In conclusion, the FDSS7000 fluorescence kinetic plate reader, a new generation model, has been equipped with a new liquid-handling system and sensitive optical detection train and can be used for more complicated and automated assay protocols. The multiple pipetting heads and tip washing modules are major enhancements that greatly improve cleaning efficiency and transfer times for pipette tips and pins as well as reducing the possibility of compound carryover. Our results also demonstrated that this fluorescence plate reader can be used for sequential screens of compounds for agonist and antagonist activities in a single 1,536-well assay plate. We believe that these characteristics will allow the full automation of such protocols in qHTS format, a future goal of the NCGC that should further improve the data quality in the primary compound screen.

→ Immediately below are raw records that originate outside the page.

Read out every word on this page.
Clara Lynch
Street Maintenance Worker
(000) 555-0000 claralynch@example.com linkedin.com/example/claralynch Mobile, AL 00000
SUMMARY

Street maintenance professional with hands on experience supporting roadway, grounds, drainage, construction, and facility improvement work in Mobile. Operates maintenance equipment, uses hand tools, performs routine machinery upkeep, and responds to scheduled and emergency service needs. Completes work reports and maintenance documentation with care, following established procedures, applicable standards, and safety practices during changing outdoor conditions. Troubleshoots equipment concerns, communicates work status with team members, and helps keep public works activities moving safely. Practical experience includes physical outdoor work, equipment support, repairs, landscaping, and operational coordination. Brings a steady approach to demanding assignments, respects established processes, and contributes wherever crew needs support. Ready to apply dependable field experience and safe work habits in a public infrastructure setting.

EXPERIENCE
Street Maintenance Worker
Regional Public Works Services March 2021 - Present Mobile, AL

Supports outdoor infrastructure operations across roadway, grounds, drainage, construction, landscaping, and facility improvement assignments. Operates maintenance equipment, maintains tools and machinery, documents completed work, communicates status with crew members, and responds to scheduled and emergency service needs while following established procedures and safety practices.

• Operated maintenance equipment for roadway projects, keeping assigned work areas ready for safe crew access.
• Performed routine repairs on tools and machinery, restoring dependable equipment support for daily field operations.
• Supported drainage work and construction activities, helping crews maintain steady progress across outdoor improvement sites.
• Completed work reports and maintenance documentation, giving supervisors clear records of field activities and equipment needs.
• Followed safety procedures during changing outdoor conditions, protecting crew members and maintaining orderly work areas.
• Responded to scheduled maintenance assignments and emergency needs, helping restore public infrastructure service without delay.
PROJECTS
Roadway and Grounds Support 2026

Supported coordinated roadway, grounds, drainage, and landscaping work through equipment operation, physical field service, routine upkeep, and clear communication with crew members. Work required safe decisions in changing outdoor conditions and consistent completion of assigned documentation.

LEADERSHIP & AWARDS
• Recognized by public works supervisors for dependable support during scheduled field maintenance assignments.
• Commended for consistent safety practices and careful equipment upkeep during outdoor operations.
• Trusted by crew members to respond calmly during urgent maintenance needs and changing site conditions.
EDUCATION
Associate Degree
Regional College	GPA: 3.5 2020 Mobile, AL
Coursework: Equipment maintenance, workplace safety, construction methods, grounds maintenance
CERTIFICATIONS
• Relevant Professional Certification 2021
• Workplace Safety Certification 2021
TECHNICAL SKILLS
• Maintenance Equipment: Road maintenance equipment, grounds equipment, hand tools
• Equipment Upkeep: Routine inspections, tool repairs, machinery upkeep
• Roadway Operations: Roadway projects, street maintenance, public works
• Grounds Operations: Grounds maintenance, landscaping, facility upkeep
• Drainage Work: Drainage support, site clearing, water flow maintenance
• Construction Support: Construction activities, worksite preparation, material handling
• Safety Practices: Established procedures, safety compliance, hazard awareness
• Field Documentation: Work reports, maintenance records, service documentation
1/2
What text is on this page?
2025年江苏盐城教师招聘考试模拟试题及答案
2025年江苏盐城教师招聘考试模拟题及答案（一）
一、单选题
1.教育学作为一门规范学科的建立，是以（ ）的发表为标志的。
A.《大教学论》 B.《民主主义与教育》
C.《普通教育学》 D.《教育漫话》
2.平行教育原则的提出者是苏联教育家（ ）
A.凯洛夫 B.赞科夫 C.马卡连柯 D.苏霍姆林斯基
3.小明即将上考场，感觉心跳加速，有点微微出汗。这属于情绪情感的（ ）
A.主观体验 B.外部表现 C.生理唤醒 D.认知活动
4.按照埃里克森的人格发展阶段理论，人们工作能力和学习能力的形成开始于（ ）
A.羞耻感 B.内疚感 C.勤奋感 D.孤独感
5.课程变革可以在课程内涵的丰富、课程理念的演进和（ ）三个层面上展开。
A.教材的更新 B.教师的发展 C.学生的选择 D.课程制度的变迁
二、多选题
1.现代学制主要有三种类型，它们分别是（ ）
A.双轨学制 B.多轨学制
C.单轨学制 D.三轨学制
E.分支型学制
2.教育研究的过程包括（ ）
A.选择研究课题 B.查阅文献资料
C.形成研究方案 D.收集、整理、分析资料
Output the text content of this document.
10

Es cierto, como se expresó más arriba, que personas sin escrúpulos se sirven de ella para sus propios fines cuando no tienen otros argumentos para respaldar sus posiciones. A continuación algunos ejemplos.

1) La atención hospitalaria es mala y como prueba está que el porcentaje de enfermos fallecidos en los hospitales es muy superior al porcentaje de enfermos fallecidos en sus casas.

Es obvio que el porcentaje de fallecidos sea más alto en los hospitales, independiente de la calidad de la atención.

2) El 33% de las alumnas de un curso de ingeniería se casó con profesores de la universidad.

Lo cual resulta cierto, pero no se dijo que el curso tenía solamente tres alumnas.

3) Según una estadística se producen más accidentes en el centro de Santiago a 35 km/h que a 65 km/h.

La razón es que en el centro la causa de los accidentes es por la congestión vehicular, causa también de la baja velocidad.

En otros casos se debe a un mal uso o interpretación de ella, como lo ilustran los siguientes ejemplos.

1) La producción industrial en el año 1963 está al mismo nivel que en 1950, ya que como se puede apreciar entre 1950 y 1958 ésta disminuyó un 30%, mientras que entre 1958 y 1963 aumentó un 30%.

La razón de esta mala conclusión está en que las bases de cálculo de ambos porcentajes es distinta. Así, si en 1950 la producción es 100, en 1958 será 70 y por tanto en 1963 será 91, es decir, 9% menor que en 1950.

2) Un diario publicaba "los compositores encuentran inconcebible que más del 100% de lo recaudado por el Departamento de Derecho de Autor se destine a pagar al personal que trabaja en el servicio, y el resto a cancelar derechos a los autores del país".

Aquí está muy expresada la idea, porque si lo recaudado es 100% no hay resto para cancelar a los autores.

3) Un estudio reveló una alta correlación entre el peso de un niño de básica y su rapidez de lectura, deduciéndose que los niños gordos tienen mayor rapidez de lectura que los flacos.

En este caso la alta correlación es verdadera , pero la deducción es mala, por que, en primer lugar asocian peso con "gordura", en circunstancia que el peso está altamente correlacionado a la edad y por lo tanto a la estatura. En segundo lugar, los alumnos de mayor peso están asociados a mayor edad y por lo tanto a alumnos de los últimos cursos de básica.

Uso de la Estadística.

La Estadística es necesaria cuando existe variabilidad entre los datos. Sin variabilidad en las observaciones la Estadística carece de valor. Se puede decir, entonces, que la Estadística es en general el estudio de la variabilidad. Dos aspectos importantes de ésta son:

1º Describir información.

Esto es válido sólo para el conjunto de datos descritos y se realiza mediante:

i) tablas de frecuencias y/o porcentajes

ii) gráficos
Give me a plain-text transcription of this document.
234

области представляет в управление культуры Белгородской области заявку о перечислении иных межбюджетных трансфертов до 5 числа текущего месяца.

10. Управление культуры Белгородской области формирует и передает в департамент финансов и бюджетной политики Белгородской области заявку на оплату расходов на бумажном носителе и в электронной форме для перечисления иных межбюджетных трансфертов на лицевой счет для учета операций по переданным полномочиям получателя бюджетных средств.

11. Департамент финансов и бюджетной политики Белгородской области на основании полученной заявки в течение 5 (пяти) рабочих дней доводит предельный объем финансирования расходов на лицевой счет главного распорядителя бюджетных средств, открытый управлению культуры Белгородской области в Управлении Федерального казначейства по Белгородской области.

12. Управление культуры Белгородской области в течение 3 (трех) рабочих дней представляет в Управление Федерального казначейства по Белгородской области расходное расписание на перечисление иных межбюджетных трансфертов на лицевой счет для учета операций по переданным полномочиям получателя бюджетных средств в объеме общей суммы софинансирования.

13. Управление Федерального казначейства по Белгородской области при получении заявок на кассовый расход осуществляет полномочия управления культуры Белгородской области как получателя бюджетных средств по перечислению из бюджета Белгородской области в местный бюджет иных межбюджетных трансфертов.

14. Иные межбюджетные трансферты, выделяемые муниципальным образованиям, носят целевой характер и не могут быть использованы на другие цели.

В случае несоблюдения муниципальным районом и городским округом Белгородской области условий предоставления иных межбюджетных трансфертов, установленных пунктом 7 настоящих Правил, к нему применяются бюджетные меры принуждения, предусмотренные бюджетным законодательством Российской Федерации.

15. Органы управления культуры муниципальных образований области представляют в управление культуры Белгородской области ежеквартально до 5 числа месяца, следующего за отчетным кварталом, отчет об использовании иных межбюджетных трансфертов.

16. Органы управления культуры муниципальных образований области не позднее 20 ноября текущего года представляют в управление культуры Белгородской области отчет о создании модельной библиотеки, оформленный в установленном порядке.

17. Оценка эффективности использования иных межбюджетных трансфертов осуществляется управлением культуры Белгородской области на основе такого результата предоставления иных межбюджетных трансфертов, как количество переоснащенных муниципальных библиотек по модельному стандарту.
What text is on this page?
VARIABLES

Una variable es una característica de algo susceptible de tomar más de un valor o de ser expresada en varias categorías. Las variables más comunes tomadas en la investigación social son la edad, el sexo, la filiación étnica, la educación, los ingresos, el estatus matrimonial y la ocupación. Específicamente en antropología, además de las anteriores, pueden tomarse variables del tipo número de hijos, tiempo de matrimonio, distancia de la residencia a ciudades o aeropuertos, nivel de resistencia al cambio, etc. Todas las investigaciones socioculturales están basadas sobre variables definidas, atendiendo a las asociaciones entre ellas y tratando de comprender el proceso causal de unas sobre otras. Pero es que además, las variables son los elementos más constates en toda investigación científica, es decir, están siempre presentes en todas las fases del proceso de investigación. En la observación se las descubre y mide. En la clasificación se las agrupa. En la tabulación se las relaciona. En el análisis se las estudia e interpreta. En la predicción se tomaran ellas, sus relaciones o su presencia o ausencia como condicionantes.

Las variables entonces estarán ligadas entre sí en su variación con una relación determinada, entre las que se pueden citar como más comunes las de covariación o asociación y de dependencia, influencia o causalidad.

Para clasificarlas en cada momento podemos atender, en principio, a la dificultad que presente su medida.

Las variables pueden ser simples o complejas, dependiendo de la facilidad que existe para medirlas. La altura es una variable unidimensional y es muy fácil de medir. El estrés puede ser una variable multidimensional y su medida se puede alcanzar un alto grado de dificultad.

This research was supported by the Molecular Libraries Initiative of the NIH Roadmap for Medical Research and the Intramural Research Programs of the National Human Genome Research Institute. This work was also supported by the intramural research programs of the National Institute on Alcohol Abuse and Alcoholism (NIAAA). The authors thank Hui Sun and Anton Terasmaa for their technical assistance on the NPS cell line.
No competing financial interests exist.